Après avoir enflammé les scènes d’Europe pendant plus de dix ans sous le nom d’Anatomie Bousculaire, Cécile et Alice reviennent avec un nouveau projet : The Bousculaires. Nouveau nom, nouvelle esthétique, mais même feu sacré. Leur premier album « Le Sourire de Véga », masterisé par le grand Alex Gopher, explose de rythmiques puissantes et de mélodies entêtantes — un disque pensé pour le corps autant que pour l’âme, pour les nuits sans fin, les transes collectives et les étreintes sincères. Dans la lignée d’artistes comme Kompromat ou Irène Drésel, The Bousculaires poursuivent leur chemin, libre et intense, avec une vision affirmée : faire danser, faire bouger les lignes, bousculer les codes.
Quoi de mieux pour en découvrir plus sur ce duo que de leur laisser la parole ? Elles nous en parlent avec sincérité.
Dix ans de tournées, 400 concerts, une métamorphose… Pourquoi ce changement de nom aujourd’hui, et que symbolise « The Bousculaires » par rapport à Anatomie Bousculaire ?
The Bousculaires, c’est une mutation. On a toujours su qu’un jour, on basculerait vers l’électro. Ce n’était pas une rupture, mais une évolution naturelle.
Anatomie Bousculaire, c’est notre groupe de rock, notre point de départ, nos racines. On y tient énormément, ce nom fait partie de nous, comme une deuxième peau.
Quand on a commencé ce nouveau projet, plus électronique, plus nocturne, il nous fallait un nom qui garde ce lien intime avec notre histoire, tout en marquant une nouvelle ère.
« The Bousculaires », c’est exactement ça. C’est un autre visage sonore de la même énergie.
The Bousculaires, c’est l’avatar Dirty Décadent Electro d’Anatomie Bousculaire.
Le Sourire de Véga est un album taillé pour la nuit, à la fois électro, punk et hypnotique. Quelle était votre intention en studio : faire danser, provoquer, ou peut-être tout ça à la fois ?
L’électro nous a offert un champ des possibles immense, presque infini.
Ce qu’on cherchait avant tout, c’était le lâcher-prise. En studio, on écoutait chaque track en se projetant : une Boiler Room à Berlin, une rave sauvage face à la mer…

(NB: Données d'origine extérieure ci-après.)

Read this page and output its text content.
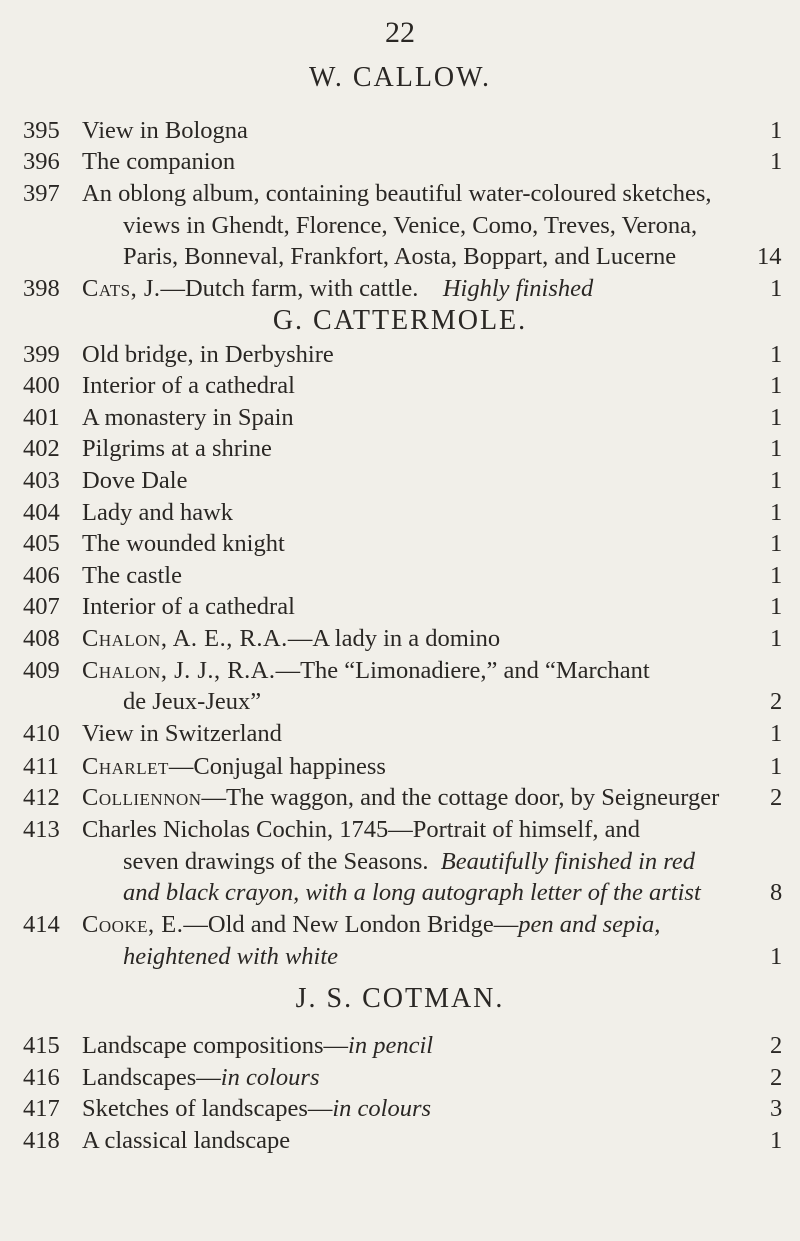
22
W. CALLOW.
395 View in Bologna	1
396 The companion	1
397 An oblong album, containing beautiful water-coloured sketches,
views in Ghendt, Florence, Venice, Como, Treves, Verona,
Paris, Bonneval, Frankfort, Aosta, Boppart, and Lucerne	14
398 Cats, J.—Dutch farm, with cattle. Highly finished	1
G. CATTERMOLE.
399 Old bridge, in Derbyshire	1
400 Interior of a cathedral	1
401 A monastery in Spain	1
402 Pilgrims at a shrine	1
403 Dove Dale	1
404 Lady and hawk	1
405 The wounded knight	1
406 The castle	1
407 Interior of a cathedral	1
408 Chalon, A. E., R.A.—A lady in a domino	1
409 Chalon, J. J., R.A.—The “Limonadiere,” and “Marchant
de Jeux-Jeux”	2
410 View in Switzerland	1
411 Charlet—Conjugal happiness	1
412 Colliennon—The waggon, and the cottage door, by Seigneurger 2
413 Charles Nicholas Cochin, 1745—Portrait of himself, and
seven drawings of the Seasons. Beautifully finished in red
and black crayon, with a long autograph letter of the artist	8
414 Cooke, E.—Old and New London Bridge—pen and sepia,
heightened with white	1
J. S. COTMAN.
415 Landscape compositions—in pencil	2
416 Landscapes—in colours	2
417 Sketches of landscapes—in colours	3
418 A classical landscape	1
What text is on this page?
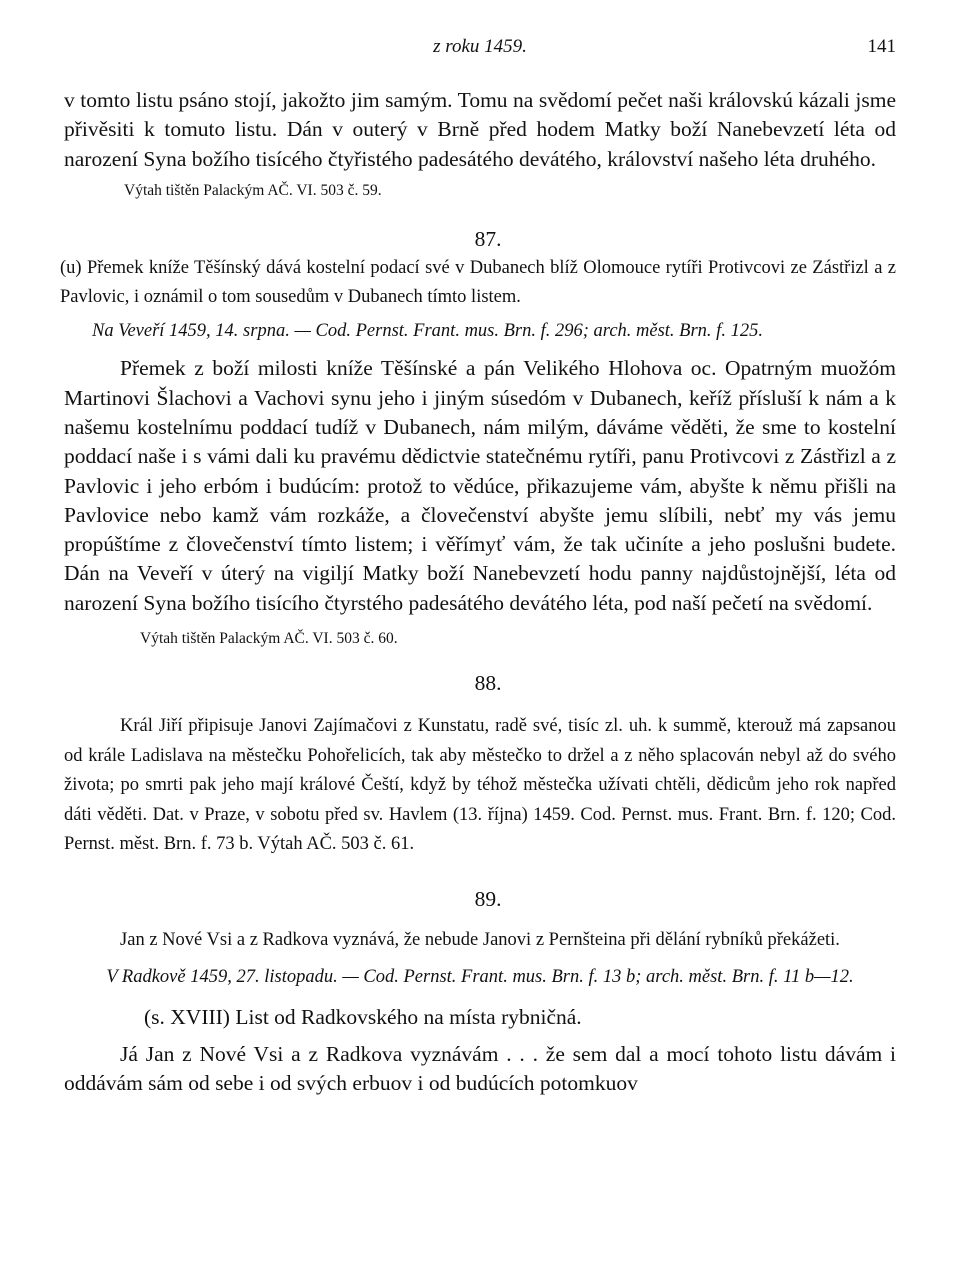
z roku 1459.	141

v tomto listu psáno stojí, jakožto jim samým. Tomu na svědomí pečet naši královskú kázali jsme přivěsiti k tomuto listu. Dán v outerý v Brně před hodem Matky boží Nanebevzetí léta od narození Syna božího tisícého čtyřistého padesátého devátého, království našeho léta druhého.

Výtah tištěn Palackým AČ. VI. 503 č. 59.

87.

(u) Přemek kníže Těšínský dává kostelní podací své v Dubanech blíž Olomouce rytíři Protivcovi ze Zástřizl a z Pavlovic, i oznámil o tom sousedům v Dubanech tímto listem.

Na Veveří 1459, 14. srpna. — Cod. Pernst. Frant. mus. Brn. f. 296; arch. měst. Brn. f. 125.

Přemek z boží milosti kníže Těšínské a pán Velikého Hlohova oc. Opatrným muožóm Martinovi Šlachovi a Vachovi synu jeho i jiným súsedóm v Dubanech, keříž přísluší k nám a k našemu kostelnímu poddací tudíž v Dubanech, nám milým, dáváme věděti, že sme to kostelní poddací naše i s vámi dali ku pravému dědictvie statečnému rytíři, panu Protivcovi z Zástřizl a z Pavlovic i jeho erbóm i budúcím: protož to vědúce, přikazujeme vám, abyšte k němu přišli na Pavlovice nebo kamž vám rozkáže, a človečenství abyšte jemu slíbili, nebť my vás jemu propúštíme z človečenství tímto listem; i věřímyť vám, že tak učiníte a jeho poslušni budete. Dán na Veveří v úterý na vigiljí Matky boží Nanebevzetí hodu panny najdůstojnější, léta od narození Syna božího tisícího čtyrstého padesátého devátého léta, pod naší pečetí na svědomí.

Výtah tištěn Palackým AČ. VI. 503 č. 60.

88.

Král Jiří připisuje Janovi Zajímačovi z Kunstatu, radě své, tisíc zl. uh. k summě, kterouž má zapsanou od krále Ladislava na městečku Pohořelicích, tak aby městečko to držel a z něho splacován nebyl až do svého života; po smrti pak jeho mají králové Čeští, když by téhož městečka užívati chtěli, dědicům jeho rok napřed dáti věděti. Dat. v Praze, v sobotu před sv. Havlem (13. října) 1459. Cod. Pernst. mus. Frant. Brn. f. 120; Cod. Pernst. měst. Brn. f. 73 b. Výtah AČ. 503 č. 61.

89.

Jan z Nové Vsi a z Radkova vyznává, že nebude Janovi z Pernšteina při dělání rybníků překážeti.

V Radkově 1459, 27. listopadu. — Cod. Pernst. Frant. mus. Brn. f. 13 b; arch. měst. Brn. f. 11 b—12.

(s. XVIII) List od Radkovského na místa rybničná.

Já Jan z Nové Vsi a z Radkova vyznávám . . . že sem dal a mocí tohoto listu dávám i oddávám sám od sebe i od svých erbuov i od budúcích potomkuov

Est-ce que ça donnait envie de danser ? Est-ce que ça nous filait des frissons ?
On voulait créer un son qui puisse faire communier une foule. Un exutoire. Une transe collective. Cette sensation rare de soulagement partagé, quand les corps vibrent à l’unisson.
Vous venez du Pulp, club mythique et bastion lesbien de la nuit parisienne.
En quoi cet héritage queer et nocturne continue-t-il de nourrir votre musique aujourd’hui ?
On y a passé des nuits entières. À danser, à se perdre, à s’émerveiller. C’était l’époque de l’émergence électro à Paris, et le Pulp en était l’épicentre. Une folie queer, joyeuse, radicale, libératrice qui nous a profondément transformées.
Ce n’était pas seulement une fête, c’était un espace de liberté politique, un lieu où les corps pouvaient s’exprimer loin des normes. Cette énergie de résistance, de dépassement, s’est imprimée en nous.
C’est devenu une part de notre ADN, aussi bien dans le rock que dans l’électro. Cette époque ne nous a jamais quittées. Elle continue de nous traverser, de nous inspirer, de nous rappeler que la musique et la nuit sont des actes de rébellion et de création.
La nuit, le son, la liberté des corps : tout ça, c’est nous. Et c’est ce souffle politique et vital qu’on a toujours essayé de défendre avec notre musique.
Vous citez des figures comme Rebeka Warrior, Maud Geffray ou Kompromat. Qu’est-ce qui vous inspire chez ces artistes, et comment vous vous situez par rapport à cette scène ?
On vient plus ou moins tous du même endroit, de la même époque. Celle du Pulp, de DJ Sex Toy, Jennifer Cardini, Chloé, Ivan Smagghe, Manu Le Malin, Rachid Taha… C’était une vraie effervescence, un moment où les artistes inventaient leur univers sans se poser de questions. Il y avait une liberté totale.
Rebeka Warrior, Maud Geffray, Kompromat… On ne les considère pas comme des influences au sens classique, mais plutôt comme des camarades de jeu. On a commencé à peu près au même moment, dans les mêmes endroits. On a grandi sur les mêmes scènes, les mêmes nuits, les mêmes excès. Il y a presque quelque chose de familial. Ce qui nous touche chez eux, c’est qu’ils n’ont jamais cherché à rentrer dans les cases. On se sent en phase avec cette logique-là.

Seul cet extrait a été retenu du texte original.